経済のグローバル化が声高に叫ばれ、世は情報社会に移ったといわれる。
経済活動は政治の思惑にお構いなしに先行して、国境も人種も言語も乗り越えて収斂してゆく。古い閉鎖的な国と民族は否応無しに取り残されてゆく。

本土から弾き出されたように落ちこぼれたように世界各地に流出していった華人は、太陽と豚のいる処シナ人がいると蔑まれてもその地で営々として生き続けてきた。
その出目から彼等の国への帰属意識は薄く、土地にも縛られず因習も少ない。
つい昨日まで流民と蔑まれて卑賎な職業しか選択の余地はなかったが、貨幣経済が主流になると僅かな間に途上国の経済を牛耳り、世界に散った血族はまさに国境を意識しない恐るべき力を貯えて、現代人が望むグローバルかつ強力な情報網を駆使して一躍経済世界に躍り出た感がある。
特に大陸東側の諸国、APEC、ASEANに隠然たるイニシャテイーブを持つまでになった。

移住華人の最も多いのがインドネシアである。
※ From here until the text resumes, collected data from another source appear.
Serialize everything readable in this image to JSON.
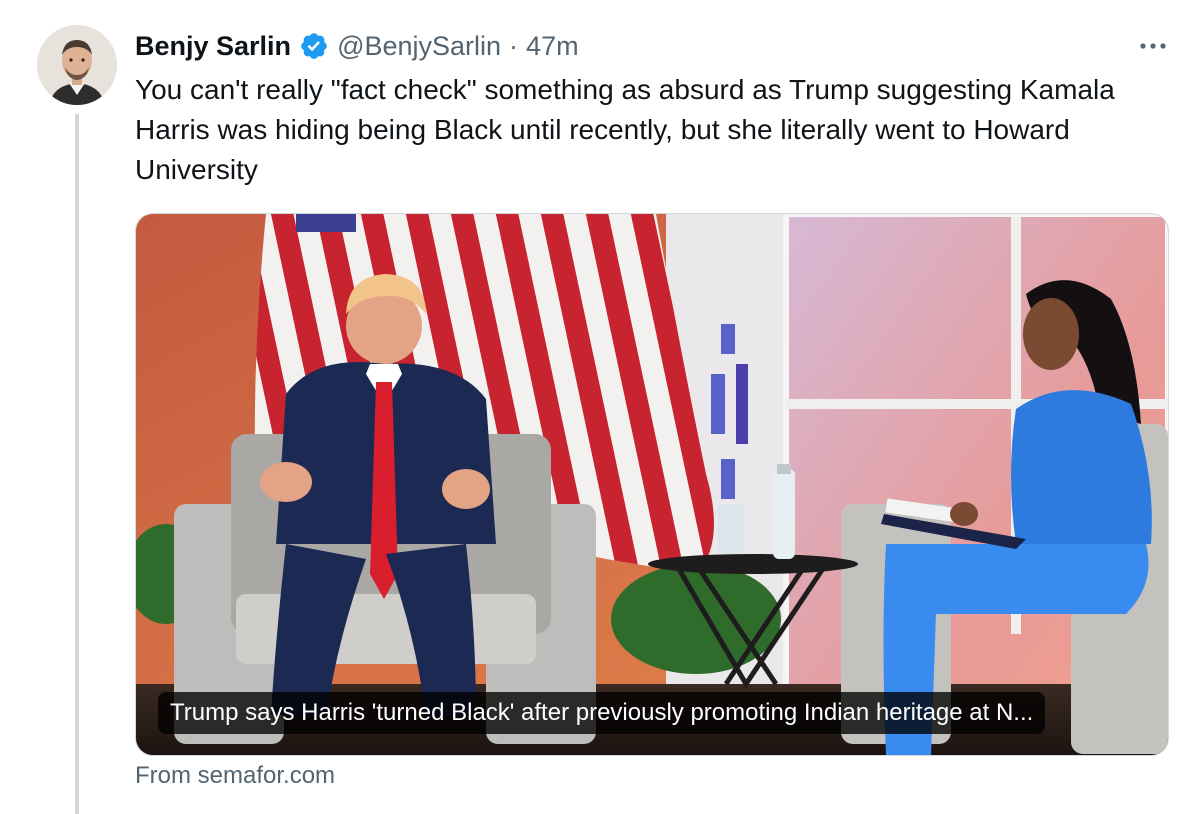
{
  "author": {
    "name": "Benjy Sarlin",
    "handle": "@BenjySarlin",
    "separator": "·",
    "time": "47m",
    "verified": true,
    "avatar_icon": "profile-photo"
  },
  "tweet": {
    "text": "You can't really \"fact check\" something as absurd as Trump suggesting Kamala Harris was hiding being Black until recently, but she literally went to Howard University"
  },
  "link_card": {
    "title": "Trump says Harris 'turned Black' after previously promoting Indian heritage at N...",
    "source": "From semafor.com",
    "image_description_icon": "news-photo"
  },
  "colors": {
    "text_primary": "#0f1419",
    "text_secondary": "#536471",
    "verified_blue": "#1d9bf0",
    "border": "#cfd9de"
  }
}
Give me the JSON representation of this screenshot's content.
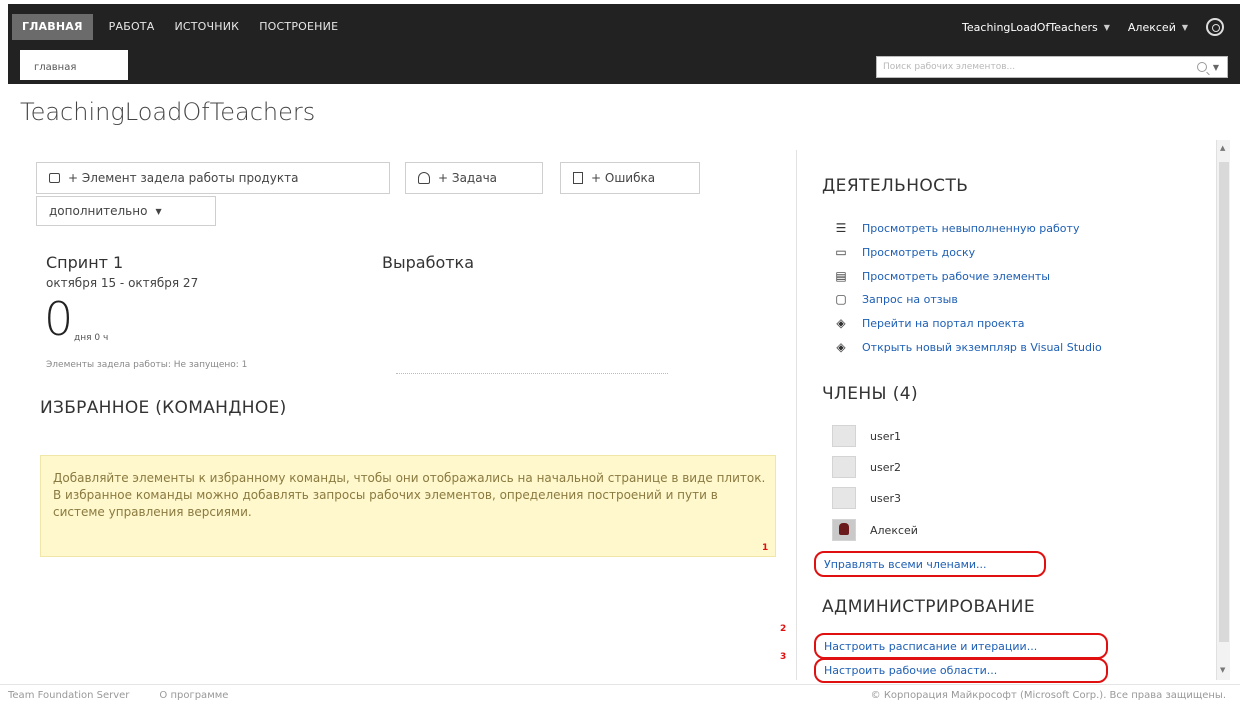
{
  "header": {
    "nav": [
      "ГЛАВНАЯ",
      "РАБОТА",
      "ИСТОЧНИК",
      "ПОСТРОЕНИЕ"
    ],
    "subtab": "главная",
    "project_menu": "TeachingLoadOfTeachers",
    "user_menu": "Алексей",
    "search_placeholder": "Поиск рабочих элементов..."
  },
  "page": {
    "title": "TeachingLoadOfTeachers"
  },
  "actions": {
    "backlog_item": "+ Элемент задела работы продукта",
    "task": "+ Задача",
    "bug": "+ Ошибка",
    "more": "дополнительно"
  },
  "sprint": {
    "name": "Спринт 1",
    "dates": "октября 15 - октября 27",
    "days_value": "0",
    "days_label": "дня 0 ч",
    "backlog_note": "Элементы задела работы: Не запущено: 1"
  },
  "burndown": {
    "title": "Выработка"
  },
  "favorites": {
    "title": "ИЗБРАННОЕ (КОМАНДНОЕ)",
    "note": "Добавляйте элементы к избранному команды, чтобы они отображались на начальной странице в виде плиток. В избранное команды можно добавлять запросы рабочих элементов, определения построений и пути в системе управления версиями."
  },
  "activity": {
    "title": "ДЕЯТЕЛЬНОСТЬ",
    "items": [
      {
        "label": "Просмотреть невыполненную работу",
        "icon": "list-icon"
      },
      {
        "label": "Просмотреть доску",
        "icon": "board-icon"
      },
      {
        "label": "Просмотреть рабочие элементы",
        "icon": "grid-icon"
      },
      {
        "label": "Запрос на отзыв",
        "icon": "feedback-icon"
      },
      {
        "label": "Перейти на портал проекта",
        "icon": "portal-icon"
      },
      {
        "label": "Открыть новый экземпляр в Visual Studio",
        "icon": "visual-studio-icon"
      }
    ]
  },
  "members": {
    "title": "ЧЛЕНЫ (4)",
    "list": [
      "user1",
      "user2",
      "user3",
      "Алексей"
    ],
    "manage_link": "Управлять всеми членами..."
  },
  "admin": {
    "title": "АДМИНИСТРИРОВАНИЕ",
    "schedule_link": "Настроить расписание и итерации...",
    "areas_link": "Настроить рабочие области..."
  },
  "annotations": [
    "1",
    "2",
    "3"
  ],
  "footer": {
    "product": "Team Foundation Server",
    "about": "О программе",
    "copyright": "© Корпорация Майкрософт (Microsoft Corp.). Все права защищены."
  },
  "colors": {
    "header_bg": "#222222",
    "link": "#1e5fb4",
    "note_bg": "#fff8cc",
    "annotation": "#e01010"
  }
}
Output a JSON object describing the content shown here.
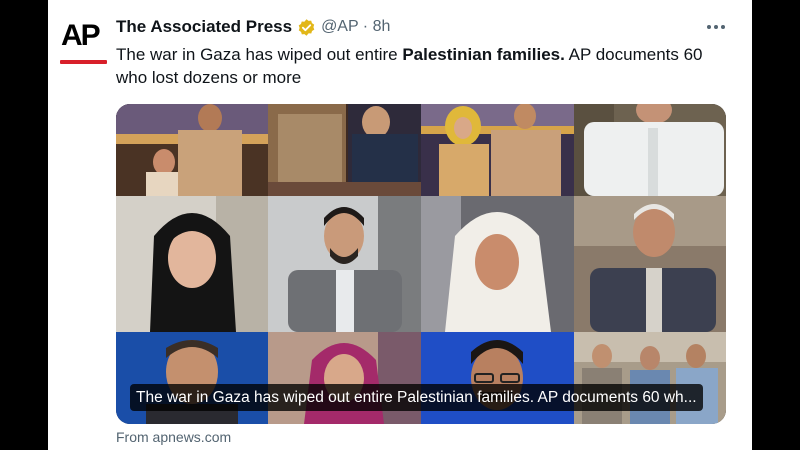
{
  "tweet": {
    "author_name": "The Associated Press",
    "verified_icon": "gold-verified-check-icon",
    "handle_time": "@AP · 8h",
    "text_before": "The war in Gaza has wiped out entire ",
    "text_bold": "Palestinian families.",
    "text_after": " AP documents 60 who lost dozens or more",
    "avatar_text": "AP",
    "more_icon": "more-horizontal-icon"
  },
  "card": {
    "caption": "The war in Gaza has wiped out entire Palestinian families. AP documents 60 wh...",
    "source": "From apnews.com"
  },
  "colors": {
    "verified_gold": "#e2b719",
    "ap_red": "#d8202a",
    "text_primary": "#0f1419",
    "text_secondary": "#536471"
  }
}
三百の種族の住むこの国の華人が新しい種族として彼等の将来を予見できるであろうか。

インドネシア華僑
人口に占める住民比率は3%だが650万人以上が暮らす。以下タイ610万人11%、マレーシア520万人29%、シンガポール209万で78%、フィリピン120万2%、日本には10万人で1%、北米にも126万人が居住している。世界全体では二千七百万以上といわれる。
インドネシア華僑はノン・プリブミ(非・地の人)、二代目(現地生まれ)をババ、Peranakan、中国生まれは新客(シンケ),Totokと呼ばれる。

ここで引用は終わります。